Avec son application, qui aide désormais d’autres personnes que lui-même à décrocher, Kevin explique ne jamais avoir voulu se déconnecter totalement, mais plutôt avoir cherché à réduire le temps passé sur son smartphone. « Les Digital Detox sont utiles pour réaliser son addiction, pour faire une pause, mais elles ne peuvent être une solution à long terme. Il faut juste trouver un juste équilibre : les appareils numériques sont de formidables outils, mais chacun doit trouver la bonne limite d’utilisation, perdre moins de temps sur les réseaux sociaux, pour que cela n’empiète pas sur notre vie privée », explique-t-il, avec son accent new-yorkais.

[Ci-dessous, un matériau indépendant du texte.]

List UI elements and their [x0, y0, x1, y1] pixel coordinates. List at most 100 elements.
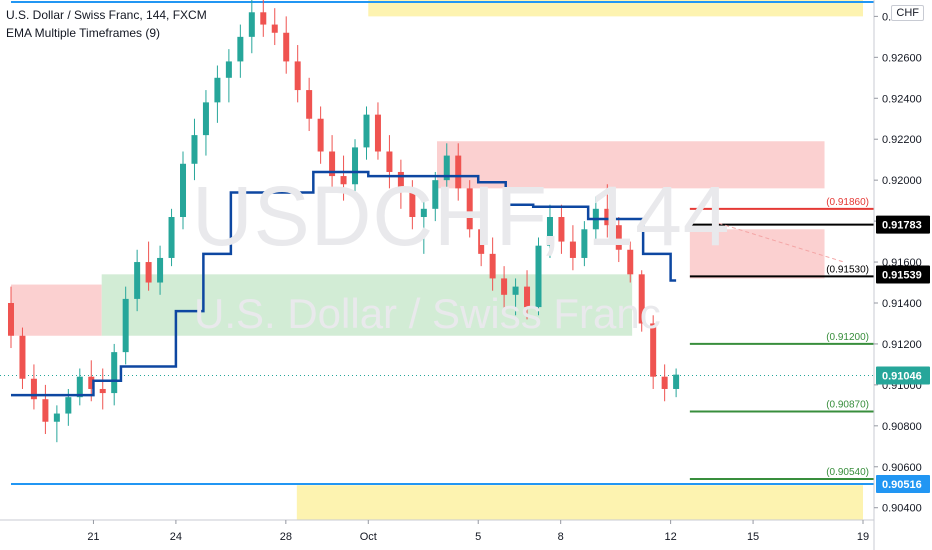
- price-tick-label: 0.92600: [882, 52, 922, 64]
- zone-red: [437, 141, 825, 189]
- zone-red: [689, 229, 825, 279]
- candle-body: [42, 399, 49, 422]
- time-tick-label: Oct: [360, 531, 377, 543]
- candle-body: [443, 155, 450, 181]
- candle-body: [214, 77, 221, 103]
- candle-body: [466, 188, 473, 230]
- candle-body: [535, 245, 542, 308]
- candle-body: [191, 135, 198, 164]
- price-label-badge: [876, 215, 930, 234]
- candle-body: [260, 12, 267, 25]
- candle-body: [202, 102, 209, 136]
- price-label-text: 0.91046: [882, 370, 922, 382]
- candles-layer: [7, 0, 680, 443]
- time-tick-label: 8: [558, 531, 564, 543]
- candle-body: [99, 388, 106, 394]
- zone-yellow: [368, 0, 864, 17]
- candle-body: [317, 118, 324, 152]
- zone-green: [101, 274, 633, 336]
- candle-body: [122, 298, 129, 353]
- price-tick-label: 0.92000: [882, 175, 922, 187]
- candle-body: [673, 374, 680, 389]
- candle-body: [283, 32, 290, 62]
- time-tick-label: 15: [747, 531, 759, 543]
- zones-layer: [10, 0, 864, 520]
- price-label-text: 0.91783: [882, 220, 922, 232]
- candle-body: [65, 397, 72, 414]
- candle-body: [501, 278, 508, 295]
- candle-body: [432, 180, 439, 209]
- price-label-badge: [876, 366, 930, 385]
- candle-body: [661, 376, 668, 389]
- candle-body: [604, 208, 611, 226]
- level-label: (0.90540): [826, 467, 869, 478]
- candle-body: [546, 217, 553, 246]
- candle-body: [88, 376, 95, 389]
- price-label-badge: [876, 474, 930, 493]
- candle-body: [19, 335, 26, 379]
- candle-body: [157, 257, 164, 283]
- price-label-text: 0.91539: [882, 270, 922, 282]
- candle-body: [478, 229, 485, 254]
- candle-body: [7, 302, 14, 336]
- candle-body: [225, 61, 232, 78]
- candle-body: [581, 229, 588, 258]
- candle-body: [558, 217, 565, 242]
- time-tick-label: 19: [857, 531, 869, 543]
- candle-body: [111, 352, 118, 394]
- candle-body: [180, 163, 187, 218]
- candle-body: [638, 274, 645, 324]
- time-tick-label: 21: [87, 531, 99, 543]
- candle-body: [248, 12, 255, 37]
- level-label: (0.90870): [826, 399, 869, 410]
- candle-body: [340, 176, 347, 185]
- candle-body: [420, 208, 427, 218]
- time-tick-label: 24: [170, 531, 182, 543]
- price-tick-label: 0.90400: [882, 503, 922, 515]
- candle-body: [455, 155, 462, 189]
- time-tick-label: 12: [664, 531, 676, 543]
- level-label: (0.91200): [826, 332, 869, 343]
- ema-layer: [10, 170, 677, 397]
- candle-body: [145, 262, 152, 283]
- candle-body: [650, 323, 657, 377]
- ema-line: [10, 170, 677, 397]
- price-label-badge: [876, 265, 930, 284]
- candle-body: [168, 217, 175, 258]
- price-tick-label: 0.90600: [882, 462, 922, 474]
- levels-layer: (0.91860) (0.91530) (0.91200) (0.90870) (0.9…: [0, 1, 874, 485]
- currency-button[interactable]: CHF: [891, 5, 924, 21]
- zone-red: [10, 284, 102, 336]
- candle-body: [374, 114, 381, 152]
- time-tick-label: 28: [280, 531, 292, 543]
- level-label: (0.91530): [826, 264, 869, 275]
- price-tick-label: 0.91200: [882, 339, 922, 351]
- price-tick-label: 0.92400: [882, 93, 922, 105]
- candle-body: [489, 253, 496, 279]
- time-tick-label: 5: [475, 531, 481, 543]
- candle-body: [397, 171, 404, 193]
- candle-body: [569, 241, 576, 258]
- candle-body: [615, 225, 622, 250]
- level-label: (0.91860): [826, 197, 869, 208]
- chart-legend: U.S. Dollar / Swiss Franc, 144, FXCM EMA…: [6, 6, 207, 42]
- candle-body: [30, 378, 37, 400]
- price-tick-label: 0.90800: [882, 421, 922, 433]
- price-label-text: 0.90516: [882, 479, 922, 491]
- price-tick-label: 0.91400: [882, 298, 922, 310]
- candle-body: [524, 286, 531, 308]
- candle-body: [271, 24, 278, 33]
- candle-body: [134, 262, 141, 299]
- zone-yellow: [296, 485, 864, 520]
- candle-body: [386, 151, 393, 172]
- trend-line: [711, 220, 845, 263]
- candle-body: [363, 114, 370, 148]
- legend-title[interactable]: U.S. Dollar / Swiss Franc, 144, FXCM: [6, 8, 207, 22]
- candle-body: [237, 36, 244, 62]
- candle-body: [306, 90, 313, 119]
- candle-body: [329, 151, 336, 177]
- legend-indicator[interactable]: EMA Multiple Timeframes (9): [6, 26, 161, 40]
- candle-body: [76, 376, 83, 398]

Aujourd’hui, Kevin Olesh passe plus de temps avec sa femme et ses amis, lit des livres (papiers), et éteint son téléphone chaque week-end. « Je passe tellement de temps sur un ordinateur, que je préfère passer mon temps libre à faire autre chose. » Ses conseils pour ralentir sont basiques, mais efficaces : désactiver les notifications, utiliser le mode « ne pas déranger », recharger son smartphone loin de sa chambre et ne pas l’utiliser comme réveil, et s’aménager des temps réguliers « offline ». « Il ne faut pas chercher à tout prix à tout arrêter, mais juste apprendre à doser ».

Reste une question : doit-on interdire les écrans aux enfants avant un certain âge, comme l’a fait Bill Gates ? « La tentation est si forte pour eux d’utiliser ces outils, qui sont hypnotiques… qu’ils ont vraiment besoin que leurs parents les aident à y résister, sans toutefois les en priver. Ce ne serait pas très réaliste », affirme Susan Maushart, un sourire en coin.

« Ma position a toujours été de faire des écrans des alliés, même au sein de la dynamique familiale », indique Michaël Stora. « Le drame, c’est que tout le monde est seul face à son écran, alors qu’ils pourraient être des espaces de partage. Les interdire peut avoir un effet pervers en faisant de ces appareils des objets de convoitise… ce qui peut paradoxalement engendrer des pratiques transgressives. Il faudrait plutôt réfléchir à comment éduquer ses enfants à une connexion mesurée », conclut le psychanalyste.